Now there’s something that we can genuinely agree on. 🙂
John, I already covered that, though you might not like the answer: Jobs you hire people for only because you want to give them money are “make work” jobs even if they aren’t quite as pointless as digging holes and filling them back in. They are, by their very nature, going to be less productive uses of the money than jobs where you would have hired somebody anyway because you wanted the job done.
But that’s not to say that make-work isn’t still better than just giving people money for doing nothing.
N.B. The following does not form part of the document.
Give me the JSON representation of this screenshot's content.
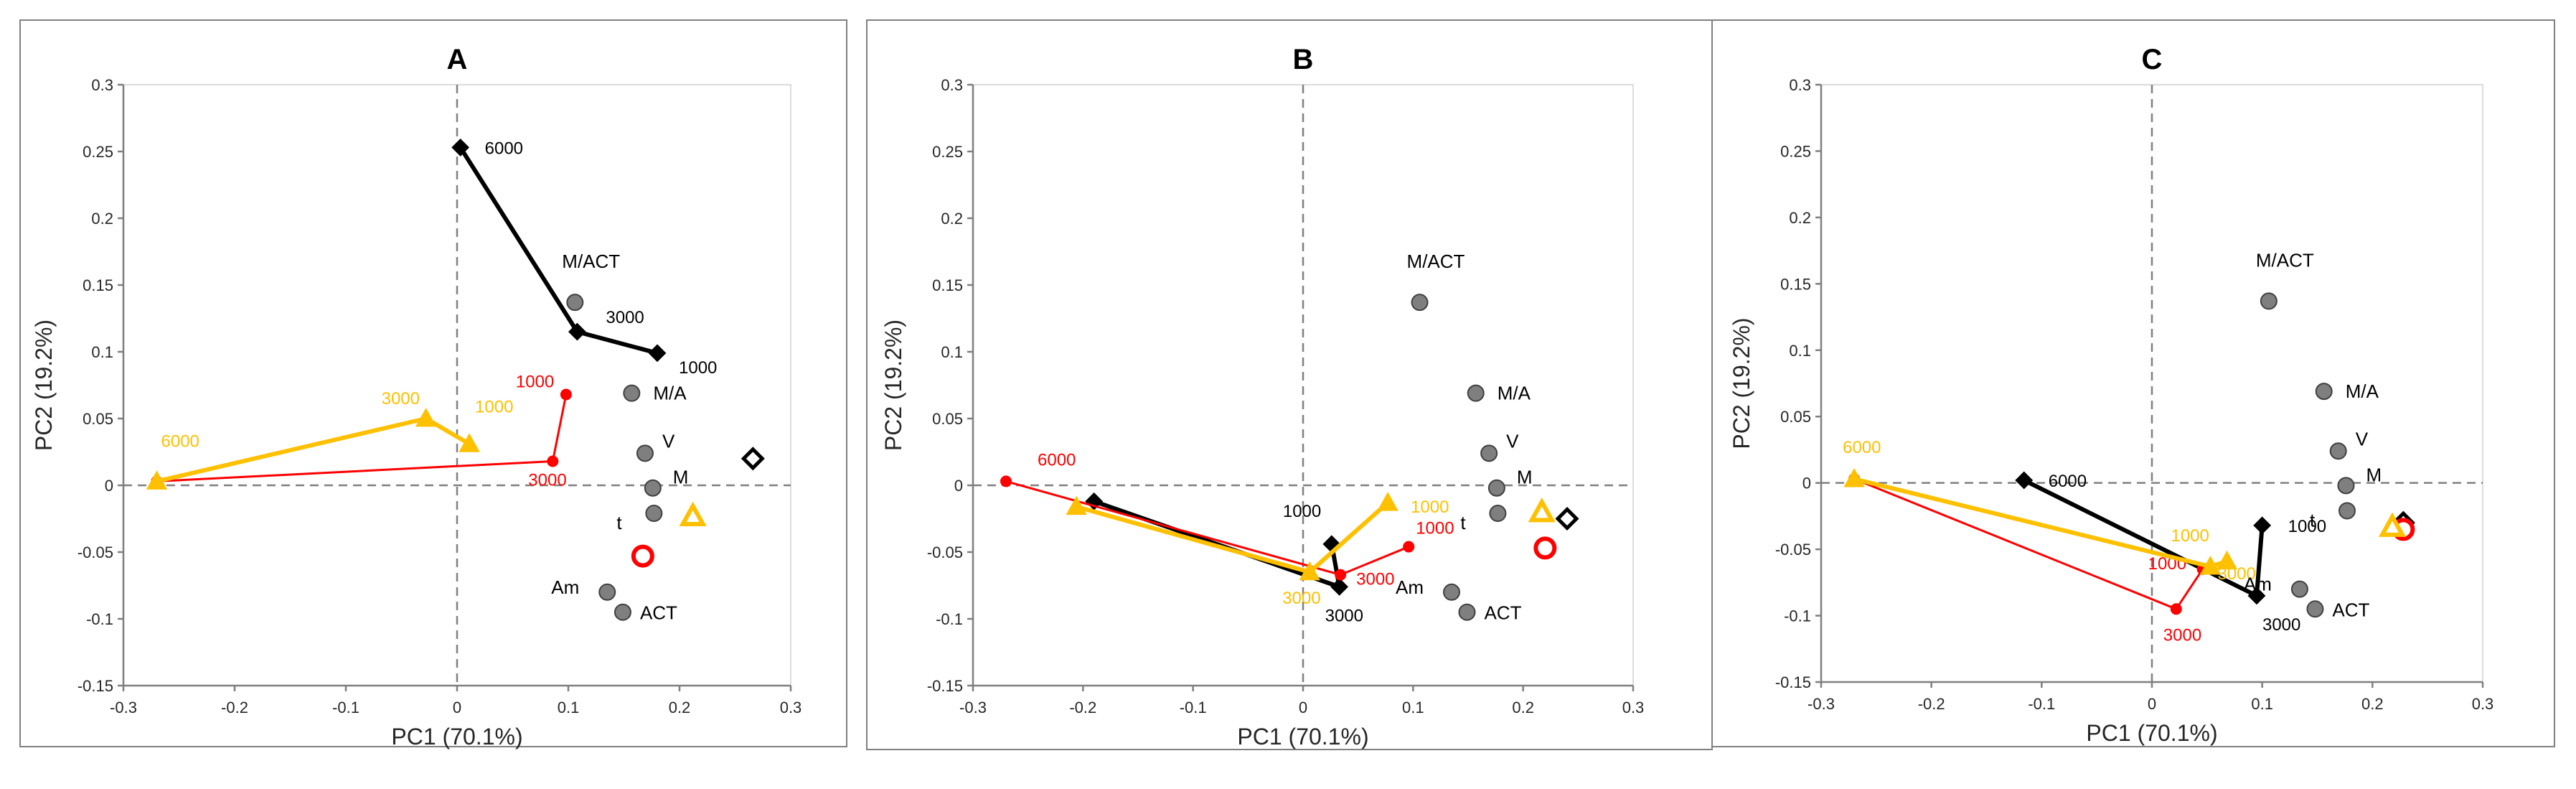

At least you get SOMETHING for the money, weed out slackers, and give the people you’re hiring a bit of deserved dignity.
This was a clean hit which won’t irritate any refs. I agree that McCaskill’s choice is not only depraved, but also stupid given her one aim in life — re-election.
Brett: “John, I already covered that, though you might not like the answer: Jobs you hire people for only because you want to give them money are “make work†jobs even if they aren’t quite as pointless as digging holes and filling them back in. They are, by their very nature, going to be less productive uses of the money than jobs where you would have hired somebody anyway because you wanted the job done.”
It may interest you that Germany has been doing something along these lines as part of its Hartz IV program: the so-called “one Euro jobs” (not the official term, but what they’re generally called). These are offered to long-term unemployed people as a prerequisite for continuing to receive social benefits and which are usually “paid” 1.0-2.5 Euro/hour (mostly to cover costs and not actual remuneration). These jobs generally involve activities that are in the public interest (from street-cleaning to assisting the elderly with shopping).
However, the results can at the very best be called mixed and have some proven negative side effects (such as reducing employment in some areas where they’re competing with actual jobs, creating a below-minimum-wage sector); these jobs have also generally failed at accomplishing their primary goal (which is to assist the unemployed with going back to a normal working life). So, it does not strike me as a very good model to emulate.
Why is it bad for someone’s character to give them UI benefits, but not bad for their character to massively raise the FDIC limit, to take just ONE example of the many many $$$$ we gave to the already-rich? Seriously. Someone’s too stupid to remember where their money is, or how much of it there is, but we guaranteed it. Why?
Or take a look at the Sheila Bair piece in the NYT a while back. Or at Bachmann’s disclosures.
I don’t think there’s even one person in this country who’s not on the dole one way or another. Didja hear that Brett? You’re getting interest deductions on that house you still own, right?
Libertarians … still annoying.
Well, I agree that the FDIC limit increase was intended as a giveaway to the wealth; Nobody not wealthy has to worry about running up against the previous limit. Something of a theoretical giveaway, though, since it only involved actually spending money if a bank failed. Did any?